Escucha lo que Jesús dice, en Juan 15:4 — déjalo caer hondo:
"Permaneced en mí, y yo en vosotros. Como el pámpano no puede llevar fruto por sí mismo, si no permanece en la vid, así tampoco vosotros, si no permanecéis en mí."
Fíjate en lo que hace aquí. No da una orden y se va. Hace una promesa junto con la invitación. Permaneced en mí — y yo en vosotros. Eso es comunión de dos vías. Él ya está dispuesto. Ya está presente. La pregunta que este versículo te hace a ti y a mí hoy es sencilla y seria: ¿lo estamos nosotros?

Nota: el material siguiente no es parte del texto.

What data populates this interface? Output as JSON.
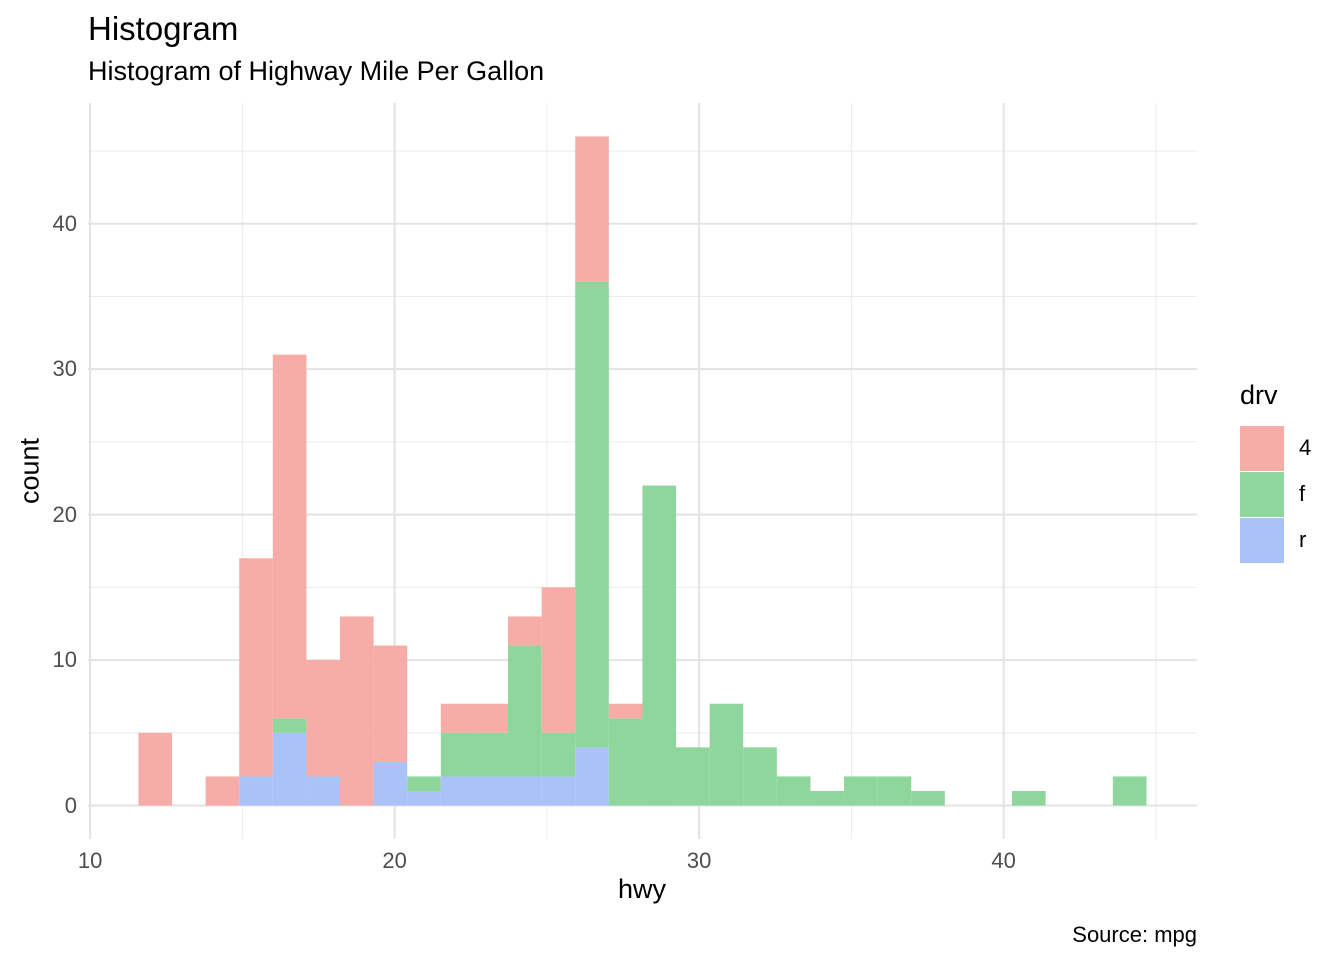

Jesús usa una imagen que todos entendemos — un pámpano y una vid. Y la verdad botánica es dura: un pámpano cortado puede parecer vivo por horas. Todavía tiene color. Todavía tiene forma. Pero está muriendo. Porque lo que lo mantenía vivo no era él mismo — era la savia que venía de afuera, de abajo, de la raíz. Cuando se cortó la conexión, la vida empezó a irse.
Y mírate a ti. ¿Cuántas veces estamos agitados, ocupados, produciendo — pero por dentro sentimos que algo se secó? No es falta de esfuerzo. Es falta de conexión. La agitación puede parecer fruto. Pero el fruto verdadero — el amor que transforma, la paciencia que sostiene, la generosidad que toca vidas reales — ese fruto no viene de nuestro esfuerzo. Viene de adentro hacia afuera. Viene de la savia de Cristo corriendo en nosotros.
Y permanecer en esa savia no es una tarea más en tu día ya ocupado. No es otro ítem que meter en la agenda. Es una postura. Es despertar por la mañana y reconocer, antes que cualquier otra cosa: Señor, hoy te necesito a ti. No solo lo que puedes hacer por mí — a ti. Cuando llevas esa conciencia durante el día, las tareas ordinarias se convierten en algo diferente. Se convierten en actos de dependencia fiel. Trabajas conectado. Hablas conectado. Enfrentas lo difícil conectado.
Y el fruto que nace de eso — Jesús lo dice más adelante en el mismo capítulo — ese fruto permanece. No es religiosidad de superficie. Es vida que toca otras vidas y queda. Vale la pena invertir en lo que dura.
Entonces hoy, el llamado es concreto. Antes del desayuno — antes de agarrar el teléfono, antes de abrir el correo, antes de entrar al día — detente. Dos minutos. Deja el teléfono a un lado. Y dile a Jesús, en voz alta o por escrito, una cosa que no puedes cargar solo hoy. Una sola cosa. Puede ser un miedo, una decisión, un cansancio que está pesando. Entrégala. Esa es la postura del pámpano que permanece en la vid. Esa es la apertura por la que entra la gracia.
Quédate con Dios. Ora — y luego, actúa. Hasta mañana.